Artificial intelligence has the ability to considerably speed up the claims management process. Insurers are traditionally faced with processing reams of information when a claim is made, most of it manually.

It is a lengthy process which can result in policyholders waiting for some time to see their claims settled. AI and machine learning are able to automate much of the claims procedure, right through from the initial reporting process to validating the claim and communicating with the insured party.

Looking further into the future

Artificial intelligence is already shaping the insurance industry and, as consumers, brokers and insurers become more at one with advanced technologies and their use further increases, so change will accelerate.

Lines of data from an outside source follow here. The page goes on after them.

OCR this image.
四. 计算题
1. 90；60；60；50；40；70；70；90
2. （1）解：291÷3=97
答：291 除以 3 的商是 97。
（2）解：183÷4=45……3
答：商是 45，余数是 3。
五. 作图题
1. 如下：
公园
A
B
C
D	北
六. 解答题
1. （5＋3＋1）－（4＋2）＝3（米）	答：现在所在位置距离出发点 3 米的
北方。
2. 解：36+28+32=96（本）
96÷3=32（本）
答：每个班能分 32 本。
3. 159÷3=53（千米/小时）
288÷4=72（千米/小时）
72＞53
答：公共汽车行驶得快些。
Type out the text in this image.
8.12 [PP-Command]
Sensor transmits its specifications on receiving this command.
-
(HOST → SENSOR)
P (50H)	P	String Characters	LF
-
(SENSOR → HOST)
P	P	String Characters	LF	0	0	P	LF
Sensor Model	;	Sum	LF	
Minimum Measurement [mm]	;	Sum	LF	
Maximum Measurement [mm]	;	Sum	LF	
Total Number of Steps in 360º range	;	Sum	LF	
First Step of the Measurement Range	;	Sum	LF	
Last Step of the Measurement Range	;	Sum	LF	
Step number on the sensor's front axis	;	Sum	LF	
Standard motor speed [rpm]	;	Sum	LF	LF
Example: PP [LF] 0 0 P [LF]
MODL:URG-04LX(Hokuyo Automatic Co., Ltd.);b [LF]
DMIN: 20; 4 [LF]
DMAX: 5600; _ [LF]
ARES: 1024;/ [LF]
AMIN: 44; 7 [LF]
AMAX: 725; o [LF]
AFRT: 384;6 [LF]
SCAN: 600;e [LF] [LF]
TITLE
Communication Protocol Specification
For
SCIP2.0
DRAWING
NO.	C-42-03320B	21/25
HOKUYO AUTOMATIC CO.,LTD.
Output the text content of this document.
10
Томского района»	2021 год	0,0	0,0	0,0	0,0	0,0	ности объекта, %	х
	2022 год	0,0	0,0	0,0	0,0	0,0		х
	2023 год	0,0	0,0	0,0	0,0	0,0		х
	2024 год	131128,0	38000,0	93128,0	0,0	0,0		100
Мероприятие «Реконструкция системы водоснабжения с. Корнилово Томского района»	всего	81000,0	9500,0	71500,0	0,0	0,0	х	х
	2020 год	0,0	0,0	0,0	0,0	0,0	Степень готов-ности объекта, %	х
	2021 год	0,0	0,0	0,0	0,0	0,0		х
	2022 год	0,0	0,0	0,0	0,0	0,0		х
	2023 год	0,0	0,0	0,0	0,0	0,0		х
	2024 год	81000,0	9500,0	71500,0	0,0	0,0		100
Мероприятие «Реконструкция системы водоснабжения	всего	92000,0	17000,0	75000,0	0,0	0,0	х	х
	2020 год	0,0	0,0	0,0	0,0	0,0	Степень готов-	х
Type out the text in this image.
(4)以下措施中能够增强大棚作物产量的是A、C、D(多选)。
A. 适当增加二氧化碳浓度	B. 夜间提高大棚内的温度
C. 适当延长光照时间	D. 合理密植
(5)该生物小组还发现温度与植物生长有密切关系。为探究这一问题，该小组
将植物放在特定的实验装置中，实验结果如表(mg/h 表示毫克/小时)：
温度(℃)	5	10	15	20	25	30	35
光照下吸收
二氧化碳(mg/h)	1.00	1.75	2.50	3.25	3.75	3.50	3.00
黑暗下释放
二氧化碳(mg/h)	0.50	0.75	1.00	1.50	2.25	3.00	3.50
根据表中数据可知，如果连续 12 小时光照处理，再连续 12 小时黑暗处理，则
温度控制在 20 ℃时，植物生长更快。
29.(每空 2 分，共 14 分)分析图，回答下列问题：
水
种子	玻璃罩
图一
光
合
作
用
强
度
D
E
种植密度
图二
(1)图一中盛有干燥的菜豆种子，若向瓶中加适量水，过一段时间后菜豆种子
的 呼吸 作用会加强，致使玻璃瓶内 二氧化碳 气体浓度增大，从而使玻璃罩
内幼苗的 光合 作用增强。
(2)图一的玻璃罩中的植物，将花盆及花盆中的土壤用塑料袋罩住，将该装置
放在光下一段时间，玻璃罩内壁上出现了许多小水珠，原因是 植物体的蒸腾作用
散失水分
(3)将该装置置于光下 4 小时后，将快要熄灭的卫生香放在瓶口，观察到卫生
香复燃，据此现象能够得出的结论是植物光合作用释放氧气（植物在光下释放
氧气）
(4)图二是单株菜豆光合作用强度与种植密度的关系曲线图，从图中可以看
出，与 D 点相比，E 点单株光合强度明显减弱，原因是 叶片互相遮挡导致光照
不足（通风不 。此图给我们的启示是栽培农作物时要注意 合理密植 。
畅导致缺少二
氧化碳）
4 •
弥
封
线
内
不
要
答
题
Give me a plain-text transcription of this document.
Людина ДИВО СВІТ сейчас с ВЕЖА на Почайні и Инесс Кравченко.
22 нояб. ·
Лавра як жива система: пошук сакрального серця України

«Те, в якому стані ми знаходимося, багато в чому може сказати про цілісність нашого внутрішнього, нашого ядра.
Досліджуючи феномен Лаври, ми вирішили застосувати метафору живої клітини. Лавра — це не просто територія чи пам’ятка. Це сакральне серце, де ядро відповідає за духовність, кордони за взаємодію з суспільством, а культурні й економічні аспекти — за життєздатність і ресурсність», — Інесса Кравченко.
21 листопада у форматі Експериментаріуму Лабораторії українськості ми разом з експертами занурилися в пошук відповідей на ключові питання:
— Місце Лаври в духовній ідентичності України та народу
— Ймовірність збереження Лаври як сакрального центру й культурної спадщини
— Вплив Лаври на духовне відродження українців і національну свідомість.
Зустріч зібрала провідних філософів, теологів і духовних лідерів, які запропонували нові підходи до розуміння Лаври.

The ultimate outcome will be increased productivity and reduced risk for insurers, and a much enhanced experience for the consumer.

Insurance will shift from ‘detect and repair’ more towards ‘predict and prevent’. AI could in the future allow insurers to provide their policyholders with advisory services such as safer driving routes, or by flagging early signs of damage in the home that could lead to a claim situation. AXA for example already offers policyholders its ‘Xtra’ health app which includes a chatbot that makes personal suggestions as to how nutrition and fitness goals can be met.

Possible downsides

Critics argue that AI could result in negative outcomes for consumers, especially where large volumes of data are being collected for analysis. This could impinge on privacy if consent is not given. There is also concern that ultra-personalised risk assessments may render some individuals ‘uninsurable’ by revealing risk indicators that were previously undetected. There is also potential for discriminatory factors to come into play, such as in situations where individuals with chronic health conditions find themselves unable to afford premiums.

However, the flipside of using artificial intelligence in undertaking risk assessments is that some insurance products may become more accessible to individuals who would previously have been considered too high a risk.

Providing the industry commits itself to universally acceptable levels of privacy and data usage control so that AI is used in a positive rather than negative way, the future should be a better one across all areas of insurance thanks to artificial intelligence.